Sophie's unwavering positivity has been an important part of her journey - and her incredible progress is a testament to her astounding bravery and determination to get better.
She added: "It’s such a privilege to be able to do my own housework - as weird as that sounds! I enjoy it!
"And being able to cook my own breakfast in the morning. It’s the little things like that which make me appreciate life now because there was one a time two years ago when we thought I’d never be able to do little things like this again."
Sophie, who is originally from Garston, was discharged in March and moved into her own place in Belle Vale - but lockdown restrictions have meant she hasn't been able to see her loved ones in person yet.
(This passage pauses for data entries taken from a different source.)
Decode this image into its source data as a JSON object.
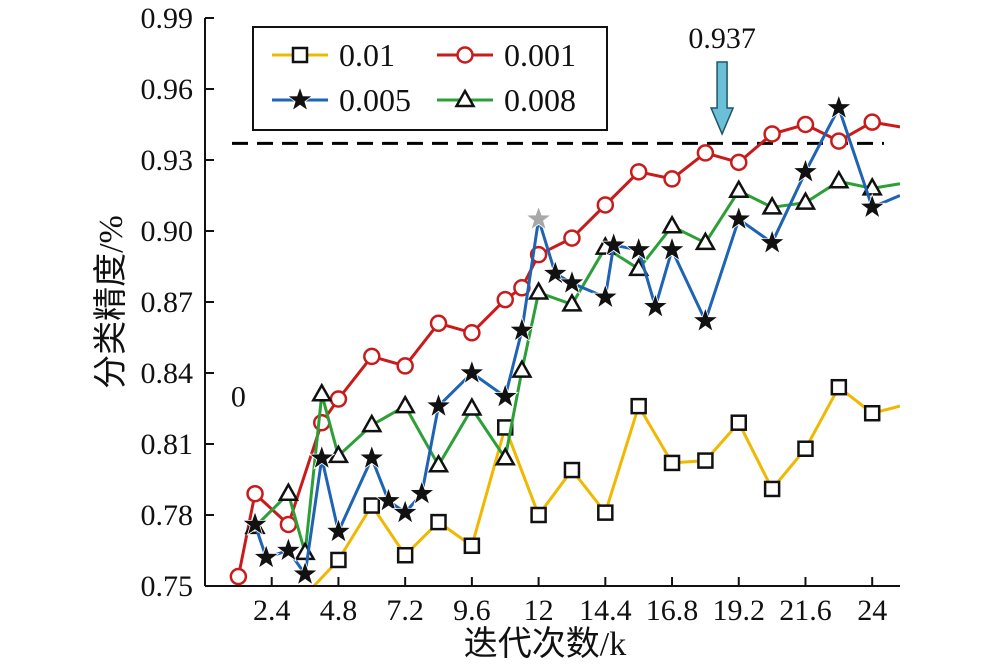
{
  "chart_data": {
    "type": "line",
    "xlabel": "迭代次数/k",
    "ylabel": "分类精度/%",
    "xlim": [
      0,
      25
    ],
    "ylim": [
      0.75,
      0.99
    ],
    "x_ticks": [
      2.4,
      4.8,
      7.2,
      9.6,
      12,
      14.4,
      16.8,
      19.2,
      21.6,
      24
    ],
    "y_ticks": [
      0.75,
      0.78,
      0.81,
      0.84,
      0.87,
      0.9,
      0.93,
      0.96,
      0.99
    ],
    "x_tick_labels": [
      "2.4",
      "4.8",
      "7.2",
      "9.6",
      "12",
      "14.4",
      "16.8",
      "19.2",
      "21.6",
      "24"
    ],
    "y_tick_labels": [
      "0.75",
      "0.78",
      "0.81",
      "0.84",
      "0.87",
      "0.90",
      "0.93",
      "0.96",
      "0.99"
    ],
    "legend_position": "top-left",
    "reference_line": {
      "y": 0.937,
      "style": "dashed",
      "color": "#000000"
    },
    "annotations": [
      {
        "text": "0.937",
        "x": 18.6,
        "y": 0.956,
        "arrow": true,
        "color": "#6bbfd6"
      },
      {
        "text": "0",
        "x": 1.2,
        "y": 0.83
      }
    ],
    "series": [
      {
        "name": "0.01",
        "color": "#f0b800",
        "marker": "square",
        "x": [
          3.6,
          4.8,
          6.0,
          7.2,
          8.4,
          9.6,
          10.8,
          12.0,
          13.2,
          14.4,
          15.6,
          16.8,
          18.0,
          19.2,
          20.4,
          21.6,
          22.8,
          24.0,
          25.0
        ],
        "y": [
          0.746,
          0.761,
          0.784,
          0.763,
          0.777,
          0.767,
          0.817,
          0.78,
          0.799,
          0.781,
          0.826,
          0.802,
          0.803,
          0.819,
          0.791,
          0.808,
          0.834,
          0.823,
          0.826
        ]
      },
      {
        "name": "0.001",
        "color": "#c91b1b",
        "marker": "circle",
        "x": [
          1.2,
          1.8,
          3.0,
          4.2,
          4.8,
          6.0,
          7.2,
          8.4,
          9.6,
          10.8,
          11.4,
          12.0,
          13.2,
          14.4,
          15.6,
          16.8,
          18.0,
          19.2,
          20.4,
          21.6,
          22.8,
          24.0,
          25.0
        ],
        "y": [
          0.754,
          0.789,
          0.776,
          0.819,
          0.829,
          0.847,
          0.843,
          0.861,
          0.857,
          0.871,
          0.876,
          0.89,
          0.897,
          0.911,
          0.925,
          0.922,
          0.933,
          0.929,
          0.941,
          0.945,
          0.938,
          0.946,
          0.944
        ]
      },
      {
        "name": "0.005",
        "color": "#1e63b4",
        "marker": "star",
        "x": [
          1.8,
          2.2,
          3.0,
          3.6,
          4.2,
          4.8,
          6.0,
          6.6,
          7.2,
          7.8,
          8.4,
          9.6,
          10.8,
          11.4,
          12.0,
          12.6,
          13.2,
          14.4,
          14.7,
          15.6,
          16.2,
          16.8,
          18.0,
          19.2,
          20.4,
          21.6,
          22.8,
          24.0,
          25.0
        ],
        "y": [
          0.776,
          0.762,
          0.765,
          0.755,
          0.804,
          0.773,
          0.804,
          0.786,
          0.781,
          0.789,
          0.826,
          0.84,
          0.83,
          0.858,
          0.905,
          0.882,
          0.878,
          0.872,
          0.894,
          0.892,
          0.868,
          0.892,
          0.862,
          0.905,
          0.895,
          0.925,
          0.952,
          0.91,
          0.915
        ]
      },
      {
        "name": "0.008",
        "color": "#2ca037",
        "marker": "triangle",
        "x": [
          1.8,
          3.0,
          3.6,
          4.2,
          4.8,
          6.0,
          7.2,
          8.4,
          9.6,
          10.8,
          11.4,
          12.0,
          13.2,
          14.4,
          15.6,
          16.8,
          18.0,
          19.2,
          20.4,
          21.6,
          22.8,
          24.0,
          25.0
        ],
        "y": [
          0.775,
          0.789,
          0.764,
          0.831,
          0.805,
          0.818,
          0.826,
          0.801,
          0.825,
          0.804,
          0.841,
          0.874,
          0.869,
          0.893,
          0.884,
          0.902,
          0.895,
          0.917,
          0.91,
          0.912,
          0.921,
          0.918,
          0.92
        ]
      }
    ]
  }
}
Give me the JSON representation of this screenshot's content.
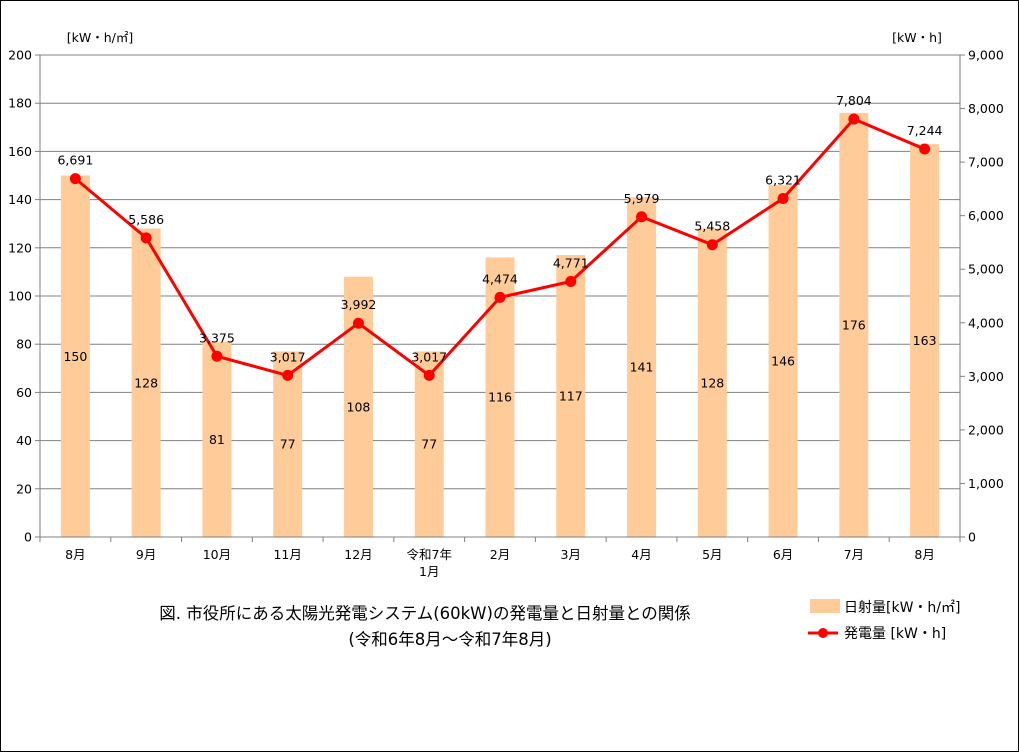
{
  "chart_data": {
    "type": "bar",
    "title": "図. 市役所にある太陽光発電システム(60kW)の発電量と日射量との関係",
    "subtitle": "(令和6年8月～令和7年8月)",
    "categories": [
      "8月",
      "9月",
      "10月",
      "11月",
      "12月",
      "令和7年\n1月",
      "2月",
      "3月",
      "4月",
      "5月",
      "6月",
      "7月",
      "8月"
    ],
    "series": [
      {
        "name": "日射量[kW・h/㎡]",
        "type": "bar",
        "axis": "left",
        "values": [
          150,
          128,
          81,
          77,
          108,
          77,
          116,
          117,
          141,
          128,
          146,
          176,
          163
        ],
        "labels": [
          "150",
          "128",
          "81",
          "77",
          "108",
          "77",
          "116",
          "117",
          "141",
          "128",
          "146",
          "176",
          "163"
        ]
      },
      {
        "name": "発電量 [kW・h]",
        "type": "line",
        "axis": "right",
        "values": [
          6691,
          5586,
          3375,
          3017,
          3992,
          3017,
          4474,
          4771,
          5979,
          5458,
          6321,
          7804,
          7244
        ],
        "labels": [
          "6,691",
          "5,586",
          "3,375",
          "3,017",
          "3,992",
          "3,017",
          "4,474",
          "4,771",
          "5,979",
          "5,458",
          "6,321",
          "7,804",
          "7,244"
        ]
      }
    ],
    "y_left": {
      "unit": "[kW・h/㎡]",
      "ylim": [
        0,
        200
      ],
      "ticks": [
        "0",
        "20",
        "40",
        "60",
        "80",
        "100",
        "120",
        "140",
        "160",
        "180",
        "200"
      ]
    },
    "y_right": {
      "unit": "[kW・h]",
      "ylim": [
        0,
        9000
      ],
      "ticks": [
        "0",
        "1,000",
        "2,000",
        "3,000",
        "4,000",
        "5,000",
        "6,000",
        "7,000",
        "8,000",
        "9,000"
      ]
    },
    "grid": true,
    "legend_position": "bottom-right",
    "colors": {
      "bar": "#FFCC99",
      "line": "#FF0000",
      "grid": "#808080",
      "axis": "#808080"
    }
  }
}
She said: "I can’t wait to see my family and when that time comes - it’s exciting to look forward to now because I have my freedom back so no more working around hospital times to see them or waiting until the weekend to have home leave."
Despite not having been able to return to work since January 2018, Sophie said Redrow have been incredibly supportive.
The housing firm's subcontractors even surprised the 24-year-old and decorated her new home for her ready for a surprise reveal on the day she was discharged.
Sophie said: "My next door neighbours have been so helpful and helped me adjust to being out of hospital and moving out on my own a lot easier - I’ve never lived by myself before."
Speaking to the ECHO about how her condition began, she said: "On my last day in work on January 10, I was fine in the morning. Then a couple of hours before I finished work my vision had gone double but I just thought one of my eye contacts had ripped and that’s what was causing the problem.
"When I got home I took my contacts out straight away and my vision was still double. I put eye drops in and hoped to wake up back to normal the next morning.
"When I woke up, my vision was still double so I had to phone my boss and tell her I wouldn’t be able to make it to work until later on, so I rang up Specsavers and they had no appointments for that day
"Then I rang another opticians Prebbles and they were able to fit me in. I attended my appointment at 11am thinking that it would all be sorted and I’d be able to go to work afterwards."
However, when an optician took a look at Sophie's eyes, it soon became clear her problems were far more serious.
She was immediately referred to St Paul’s Eye Unit at the Royal Hospital where she had tests done and a scan booked in for the following week.
Before she could make her scan appointment, Sophie started experiencing even more terrifying symptoms - but she was still determined to go to her shift as an administrator for Redrow Homes.
By the time she got to her office, it became clear Sophie needed to go to A&E, where doctors thought she might have had a stroke.
After two weeks in hospital, an MRI scam showed a lesion on her brain stem and she was transferred to the Walton neurological centre, whose care she remained under for another 26 months.
Now that she has finally been discharged, Sophie wanted to thank some of the NHS staff who have cared for her over the past two years.
She said: "I was so lucky to have Dr Burness, my consultant, and John Jones, my discharge planner. They supported me and had my best interests in mind right from the start when things were the hardest.
"They fought for me every step of the way to get me to where I am now.
"Steph, my speech and language therapist, worked so hard to help me. Every single morning we’d have intense rehabilitation and I’m now eating and drinking again."
Speaking to the ECHO, Sophie's consultant Dr Chrissie Burness said: “Sophie has been an inspiration to everyone who has looked after her during this journey.
"She has faced her illness with such courage and grace. I am absolutely delighted that with the help of the critical care, Chavasse Ward and Complex Rehab Unit teams here at The Walton Centre, Sophie has finally been able to leave hospital to live on her own.”
After 771 days away from her normal life, Sophie has overcome every challenge life has thrown at her and is looking forward to making the most of her new found freedom.